Various reasons impose some limitations on xmlbase which are described below.

Execution speed

xmlbase is written in Perl, and although Perl scripts are known for speedy execution, this limits xmlbase's usefulness for large databases notably. You shouldn't try to manage databases with more than some hundred records with xmlbase unless you have a really fast machine. However, xmlbase scales reasonably well with growing databases, and the maximum amount of records largely depends on the complexity of the record structure and your arbitary demands on the system's reaction speed.

Supported XML subset

xmlbase's XML parser only supports a subset of valid XML. You will be able to feed XML files created and maintained by xmlbase into any other program accepting valid (or well-formed) XML, but you probably cannot successfully make xmlbase use an arbitary XML file produced by some other program.

  1. Processing instructions (PIs) are supported only (that is, maintained between rewrites of the file and ignored otherwise) at the very beginning and the very end of the file. SGML comments are not supported at all.

  2. As the XML prolog declaration is ignored, the the only charset used and supported by xmlbase is ISO-8859-1.

  3. Empty-element tags (not to be confused with a start-tag immediately followed by an end tag) are not supported.

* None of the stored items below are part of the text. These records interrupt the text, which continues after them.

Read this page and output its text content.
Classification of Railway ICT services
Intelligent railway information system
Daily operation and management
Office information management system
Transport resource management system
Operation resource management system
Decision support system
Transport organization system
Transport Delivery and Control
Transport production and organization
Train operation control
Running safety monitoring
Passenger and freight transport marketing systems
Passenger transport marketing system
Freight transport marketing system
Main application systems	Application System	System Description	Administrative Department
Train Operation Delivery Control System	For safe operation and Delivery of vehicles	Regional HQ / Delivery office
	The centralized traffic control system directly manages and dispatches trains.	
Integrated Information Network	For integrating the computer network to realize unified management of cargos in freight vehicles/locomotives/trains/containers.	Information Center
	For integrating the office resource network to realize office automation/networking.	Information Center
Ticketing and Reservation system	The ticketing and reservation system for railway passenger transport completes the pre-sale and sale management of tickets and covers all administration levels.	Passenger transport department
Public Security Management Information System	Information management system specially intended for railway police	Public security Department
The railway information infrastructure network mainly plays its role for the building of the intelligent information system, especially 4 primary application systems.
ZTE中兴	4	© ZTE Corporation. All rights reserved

  4. Nested tags must have different names; it is not possible to nest a tag inside another tag of the same name.

  5. The tag and attribute names content and parent are reserved and cannot be used as they have a special meaning in xmlbase. permission cannot be used as an attribute name of a second-level tag or as a third-level tag name due to the same reasons.

Apart from that, xmlbase's XML parser is fairly error tolerant to things like missing end-tags and missing quotes around attribute values.

Security considerations

xmlbase's authentication mechanisms are not designed to protect top-secret data, but they are reasonably secure in most other cases. xmlbase employs a simple user/password authentication scheme; once a user has been authenticated, he or she is recognized by user name and IP address on subsequent requests until a session times out or the user expressly logs out.

This IP-based recognition method may impose a security leak if an IP address is likely to be used by more than one machine while a valid user is authenticated with xmlbase. This happens when the user connects to the internet sharing a proxy server with other users. However, provided an attacker had access to a machine using the same IP address, he or she would still need to know the user name to exploit this weakness.